Ferry Companies & Routes
Direct Ferries (www.directferries.com) sells tickets for most of the following. The Europe-wide service has sites in most European languages.
Trasmediterranea (www.trasmediterranea.es) Almería–Melilla, Almería–Nador, Algeciras–Ceuta, Algeciras–Tangier Med, Málaga–Melilla.
Baleària (www.balearia.com) Algeciras–Ceuta, Algeciras–Tangier Med, Algeciras-Melilla, Motril-Melilla.
FRS (www.frs.es) Algeciras–Ceuta, Algeciras–Tangier Med, Gibraltar–Tangier Med, Tarifa–Tangier.
Grandi Navi Veloci (www.gnv.it) Barcelona–Tangier Med, Genoa–Tangier Med, Sète–Tangier Med, Sète–Nador.
Grimaldi Lines (www.grimaldi-lines.com) Savona–Tangier Med, Barcelona–Tangier Med.
- The journey from Sète (two hours by train from Marseilles) to Tangier takes 36 hours, to Nador takes 28 hours.
- There are three sailings weekly to Tangier, and one to Nador.
- There’s one ferry a week from Tangier Med.
- The trip takes a similar length of time to sailings to/from Algeciras (90 minutes), and tickets cost the same.
- Algeciras is a better option as it’s a busier port with more choice.
- Ferries from Spain to Morocco are plentiful. Tickets start at about €30, depending on season.
- Hydrofoils and catamarans (also referred to as fast ferries) are used extensively.
- Spanish passport control is uncomplicated, but non-EU citizens and Schengen visa-holders should make sure they get an exit stamp before boarding the ferry.
- You need to fill in an embarkation form on board, and get your passport stamped before disembarking.
Algeciras to Tangier Med
- The busiest crossing between Europe and Morocco. Ferries run at least every 90 minutes, and hourly in the summer. The crossing usually takes an hour.

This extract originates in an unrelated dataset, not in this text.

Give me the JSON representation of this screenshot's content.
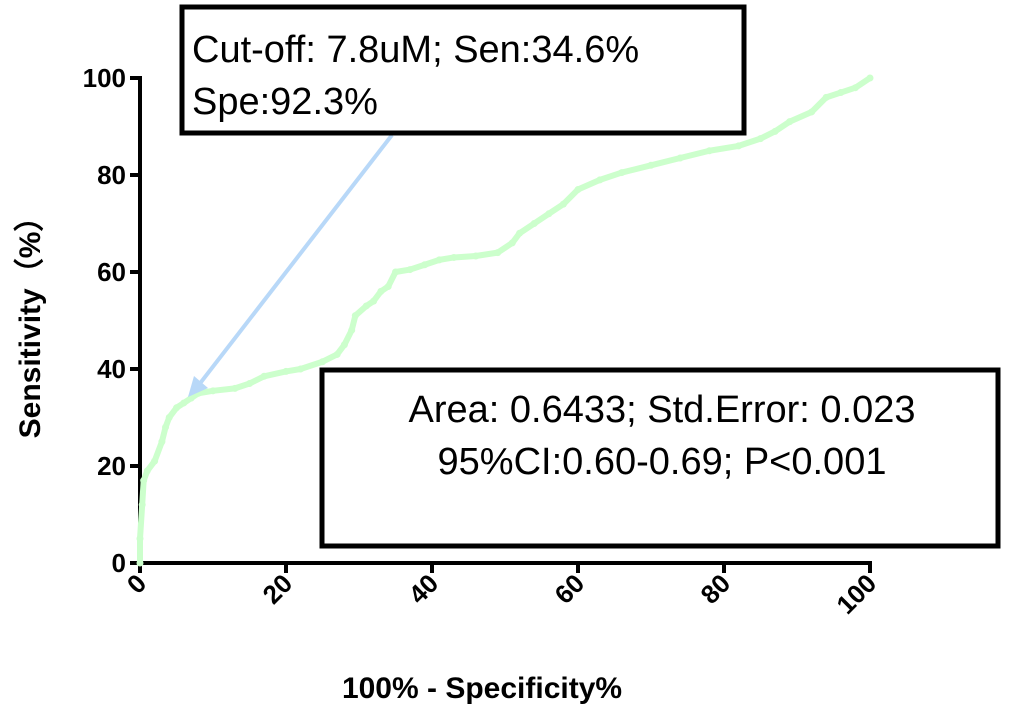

- Services typically run from 7am (or 6am in summer) until 10pm, but during peak demand in August 24-hour services aren’t unknown.
Algeciras to Ceuta
- Several daily high-speed ferries (30 minutes to one hour) leave in both directions.
Almería to Melilla
- Two sailings most days of the week. Crossings take up to eight hours.
Almería to Nador
- Daily departures in either direction, taking six/eight hours to Almería/Nador.
Barcelona to Tangier
- Two companies offer this route to Tangier, one stopping in Barcelona en route from Genoa (Italy).
- The three weekly sailings; takes about 36 hours.
Málaga to Melilla
- The daily (apart from Sunday) service is normally an afternoon/night ferry between Motil (Málaga) and Melilla.
- It takes up to eight hours.
Tarifa to Tangier
- Catamarans leave every hour or so and cross the strait in 40 minutes, making this the fastest and most practical route.
- The fare includes a free bus transfer to Algeciras on presentation of your ferry ticket.
- The transfer takes 50 minutes, making the trip via Tarifa a faster way to get to Algeciras than the slower direct ferries.
Motil to Al-Hoceima
- Naviera Armas has summer services between Motil and Al-Hoceima.
- Sailings are every Saturday.
- Two companies sail the Mediterranean from Italy to Tangier, from Genoa (via Barcelona) and Savona.
- The twice-weekly Genoa service takes 48 hours.
- The weekly Savona service takes 48 hours.